Final report for FNC21-1284
Commercial cow-calf operation in South-Central Nebraska on 2,000 acres.
Commercial beef cattle in South Central Nebraska is not economically viable as the sole source for income because ecological characteristics, such as soil profile, precipitation and grass species, limit stocking rates. Ranchers and farmers in other regions have overcome these obstacles by increasing grazing efficiency through rotational grazing. However, South Central Nebraska is thought to be a poor choice for a management intensive grazing system due to the terrain. The topography of the Loess canyons makes cross fencing difficult and the frequent movement of temporary hotwire fence, that characterizes other rotational grazing operations, is simply not feasible; the long distances and difficult terrain would make such an endeavor a poor use of time and energy. What's needed is an inexpensive and easy to install fence, that isn't frequently moved and allows the producer to intensively manage the pastures. If such a system could produce a 10-30% increase in carrying capacity and reduce hay costs while improving soil and pasture productivity, it would allow ranchers in South Central Nebraska to become more financially independent.
- Increase grazing efficiency and carrying capacity
- Improve soil health and pasture productivity
- Share project results with the University of Nebraska-Lincoln, Nebraska Grazing Lands Coalition, Nebraska College of Technical Agriculture, and social media.
The finished project entails 41 paddocks averaging 30-40 acres in size. In the image, the paddocks are color coded (i.e. the animals in the yellow paddocks water at the yellow water tank etc.) The pastures will be cross-fenced in a manner to maximize efficiency by reducing the distance animals move to and from water.

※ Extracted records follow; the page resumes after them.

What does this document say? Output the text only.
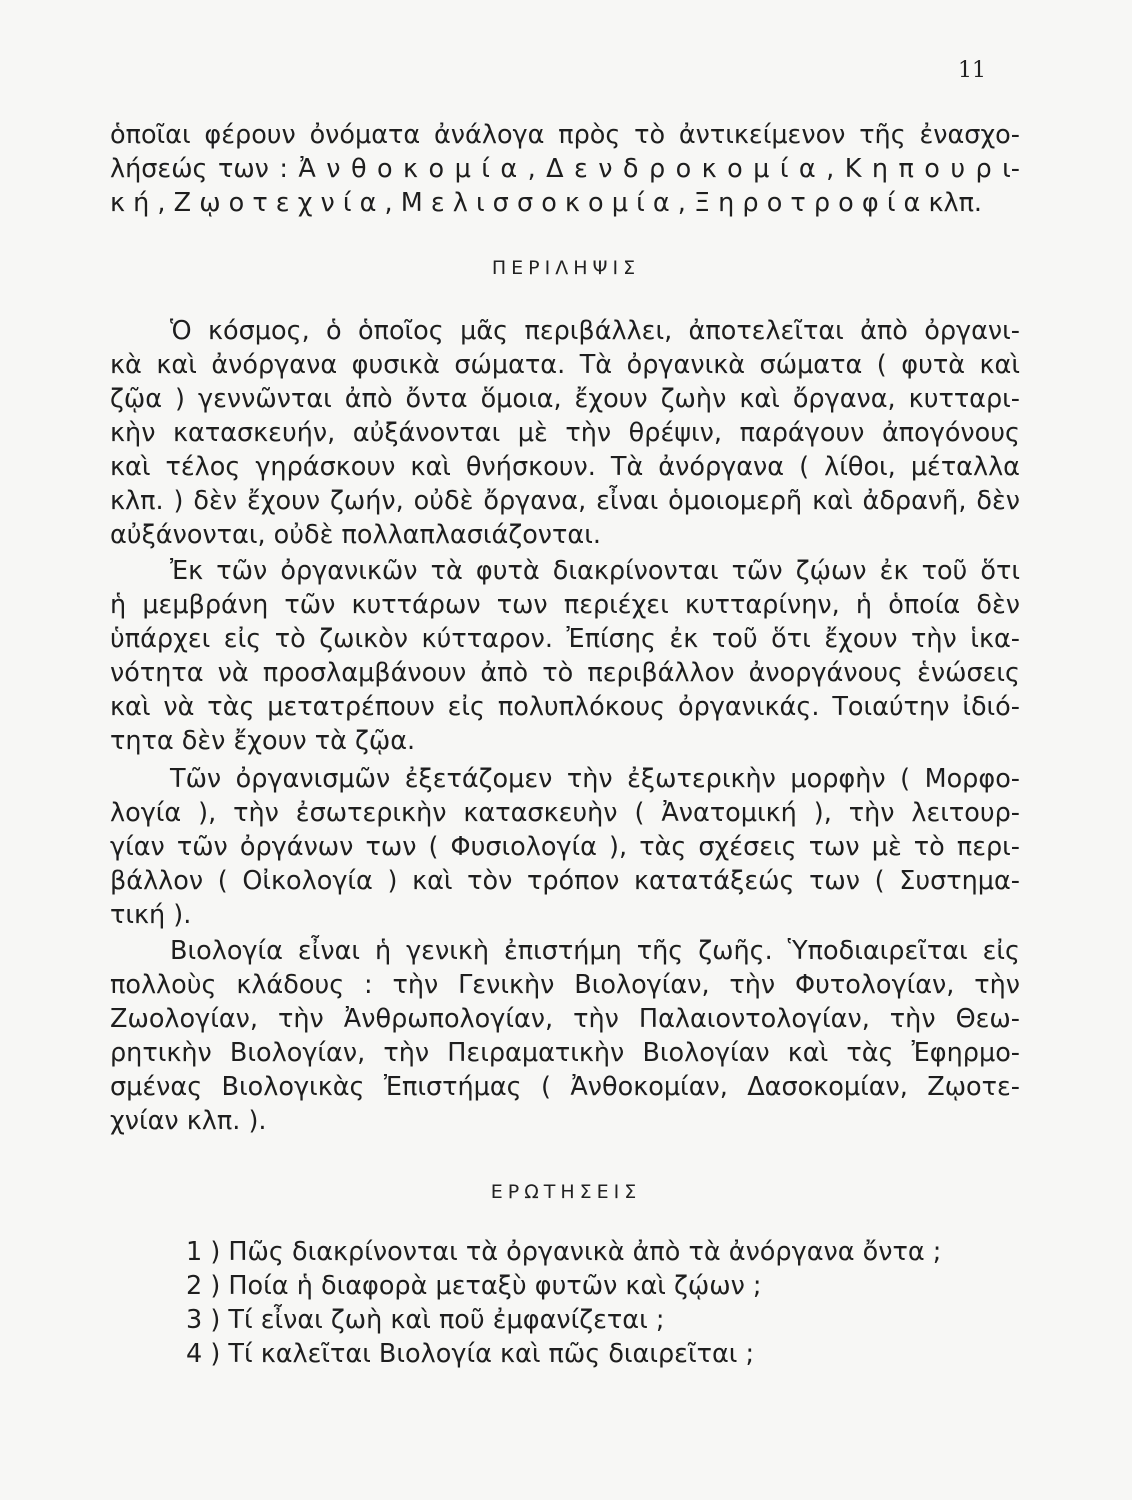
11
ὁποῖαι φέρουν ὀνόματα ἀνάλογα πρὸς τὸ ἀντικείμενον τῆς ἐνασχο-
λήσεώς των : Ἀ ν θ ο κ ο μ ί α , Δ ε ν δ ρ ο κ ο μ ί α , Κ η π ο υ ρ ι-
κ ή , Ζ ῳ ο τ ε χ ν ί α , Μ ε λ ι σ σ ο κ ο μ ί α , Ξ η ρ ο τ ρ ο φ ί α κλπ.
ΠΕΡΙΛΗΨΙΣ
Ὁ κόσμος, ὁ ὁποῖος μᾶς περιβάλλει, ἀποτελεῖται ἀπὸ ὀργανι-
κὰ καὶ ἀνόργανα φυσικὰ σώματα. Τὰ ὀργανικὰ σώματα ( φυτὰ καὶ
ζῷα ) γεννῶνται ἀπὸ ὄντα ὅμοια, ἔχουν ζωὴν καὶ ὄργανα, κυτταρι-
κὴν κατασκευήν, αὐξάνονται μὲ τὴν θρέψιν, παράγουν ἀπογόνους
καὶ τέλος γηράσκουν καὶ θνήσκουν. Τὰ ἀνόργανα ( λίθοι, μέταλλα
κλπ. ) δὲν ἔχουν ζωήν, οὐδὲ ὄργανα, εἶναι ὁμοιομερῆ καὶ ἀδρανῆ, δὲν
αὐξάνονται, οὐδὲ πολλαπλασιάζονται.
Ἐκ τῶν ὀργανικῶν τὰ φυτὰ διακρίνονται τῶν ζῴων ἐκ τοῦ ὅτι
ἡ μεμβράνη τῶν κυττάρων των περιέχει κυτταρίνην, ἡ ὁποία δὲν
ὑπάρχει εἰς τὸ ζωικὸν κύτταρον. Ἐπίσης ἐκ τοῦ ὅτι ἔχουν τὴν ἱκα-
νότητα νὰ προσλαμβάνουν ἀπὸ τὸ περιβάλλον ἀνοργάνους ἑνώσεις
καὶ νὰ τὰς μετατρέπουν εἰς πολυπλόκους ὀργανικάς. Τοιαύτην ἰδιό-
τητα δὲν ἔχουν τὰ ζῷα.
Τῶν ὀργανισμῶν ἐξετάζομεν τὴν ἐξωτερικὴν μορφὴν ( Μορφο-
λογία ), τὴν ἐσωτερικὴν κατασκευὴν ( Ἀνατομική ), τὴν λειτουρ-
γίαν τῶν ὀργάνων των ( Φυσιολογία ), τὰς σχέσεις των μὲ τὸ περι-
βάλλον ( Οἰκολογία ) καὶ τὸν τρόπον κατατάξεώς των ( Συστημα-
τική ).
Βιολογία εἶναι ἡ γενικὴ ἐπιστήμη τῆς ζωῆς. Ὑποδιαιρεῖται εἰς
πολλοὺς κλάδους : τὴν Γενικὴν Βιολογίαν, τὴν Φυτολογίαν, τὴν
Ζωολογίαν, τὴν Ἀνθρωπολογίαν, τὴν Παλαιοντολογίαν, τὴν Θεω-
ρητικὴν Βιολογίαν, τὴν Πειραματικὴν Βιολογίαν καὶ τὰς Ἐφηρμο-
σμένας Βιολογικὰς Ἐπιστήμας ( Ἀνθοκομίαν, Δασοκομίαν, Ζῳοτε-
χνίαν κλπ. ).
ΕΡΩΤΗΣΕΙΣ
1 ) Πῶς διακρίνονται τὰ ὀργανικὰ ἀπὸ τὰ ἀνόργανα ὄντα ;
2 ) Ποία ἡ διαφορὰ μεταξὺ φυτῶν καὶ ζῴων ;
3 ) Τί εἶναι ζωὴ καὶ ποῦ ἐμφανίζεται ;
4 ) Τί καλεῖται Βιολογία καὶ πῶς διαιρεῖται ;
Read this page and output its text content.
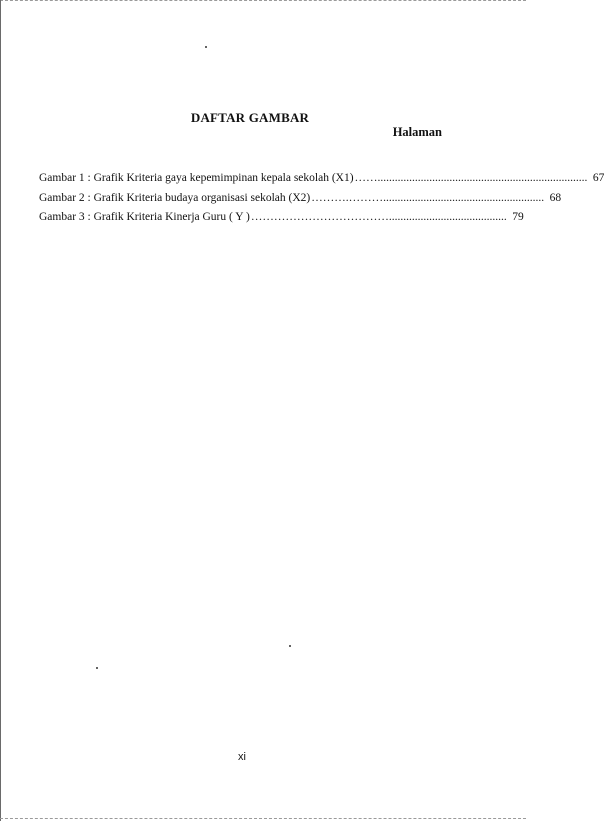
DAFTAR GAMBAR
Halaman
Gambar 1 :
Grafik Kriteria gaya kepemimpinan kepala sekolah (X1) ……......................................................................... 67
Gambar 2 :
Grafik Kriteria budaya organisasi sekolah (X2) ……….………........................................................ 68
Gambar 3 :
Grafik Kriteria Kinerja Guru ( Y ) ………………………………......................................... 79
xi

The results achieved include gains in terms of efficiency by reducing time required for animal checks and movement which has also positively impacted herd health by decreasing the time required to doctor a sick animal. Forage efficiency is increasing as animals are eating less desirable plant options which will positively impact carrying capacity in the future. Additionally, forage management has been positively affected. It has been much easier to take pasture inventories and project the amount of forage available for future grazing.
Educational & Outreach Activities
Outreach events were not able to be carried out since project ended early.
Thus far, cross-fencing the pastures into paddocks and decreasing the size of the area that the cattle are in has significantly increased the efficiency of our cattle operation in the following ways.
- Doctoring cows/calves has become much more timely. During calving season, it has been easier checking cows/calves in a 40-acre paddock versus a 300-acre pasture which has positively impacted herd health.
- We use a 7-Day Sync Timed Artificial Insemination program which requires gathering the cattle multiple times for processing. The time needed to gather and move the cattle from the paddocks to the corrals has significantly decreased.
- Forage efficiency is increasing as the cattle are grazing the less desirable plant options such as wild marijuana and the leaves and flowers off of the musk thistle which has reduced labor and herbicide costs.
The project has had disadvantages as well.
- The time and cost required to implement cross-fencing the pastures into paddocks can be a significant barrier.
- Time and cost associated with fence maintenance has increased. Step-in fence posts have broken, hot-wire has broken, etc.
Overall, the slight time and cost required to ensure the hot-wire fence is up prior to moving the animals has been nothing in comparison to the gains in efficiency mentioned above.